Wir die wir als Reaktion unsere Freiheiten einschränken, nach hunderten von Jahren Kampf und Tod für Religionsfreiheit und kulturelle Akzeptanz, wir die auf einmal der Meinung sind, wir müssten dieser einen Religion vorschreiben wie sie auszuüben ist, wir sind es, die die demokratisch-freiheitliche Grundordnung gefährden, scheinbar sogar die Einzigen, die ihr wirklich gefährlich werden könn(t)en. Der einzige Weg sich gegen uns selbst zu verteidigen, erscheint mir nicht über Segregation zwischen uns und „den“ Anderen zu gelingen.

Wären wir nicht die Gefahr, wäre der islamistisch-fundamentalistische Terror im Grunde auch wirkungslos – sieht man von den absolut bedauernswerten Todesfällen ab. Das mag zynisch klingen, ich möchte hier auch keinesfalls den Tod und das individuelle Leid herunterreden/ diskreditieren, dass die islamistischen Anschläge in Europa erzeugt haben.

Das zeigt sich ja auch vor allem daran, dass die Terrorgefahr in Europa geringer ist als in den vergangenen Jahrzehnten, aber dramatisch höhere Aufmerksamkeit erlangt und Angstdebatten geführt werden. Eben gerade weil es „fremder“ Terror ist – ein weiteres Indiz unser hochgelobten und nicht wirklich vorhanden „Offenheit“.
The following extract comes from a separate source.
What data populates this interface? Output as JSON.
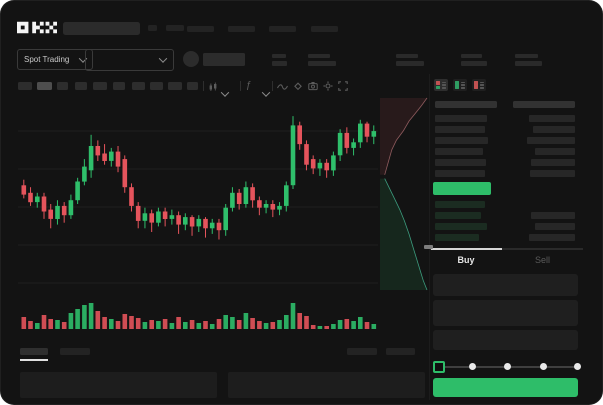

Der Fokus der Rechtedebatte auf die Begrenzung und Einschränkung einer Religion, nur weil Terroristen und Ideologen sich in die Luft sprengen, erscheint mir eine fatale Antwort. Keine Anwort, also einfach Status-Quo, ist natürlich genauso sinnfrei.

Zu 4.

Nun da sind wir wohl unterschiedlicher Meinung. Ich unterscheide sehr wohl zwischen Islamismus und Islam. Das der Islamismus nichts mit dem Islam zu tun hat, ist in der Tat eine Traumvorstellung. Dem Islam jedoch zu unterstellen, er hätte etwas mit dem Islamismus zu tun ist ein schlimmer Fehler auf Kosten all der Millionen friedliebender Muslime. Auf politischer Ebene und internationalem Parkett sollte man diesbezüglich ziemliche Samthandschuhe anfassen.

Weiter zu 4:

Dann habe mich wohl tatsächlich verlesen. Im Sinne der sozialen Einhegung kann ich Ihnen nur zustimmen.

Den Abschluss haben Sie sehr schön formuliert. Auch wenn wir hier sicherlich ebenfalls in einigen Detailfragen zu diskutieren hätten, sind wir uns in der Grundprämisse vollkommen einig!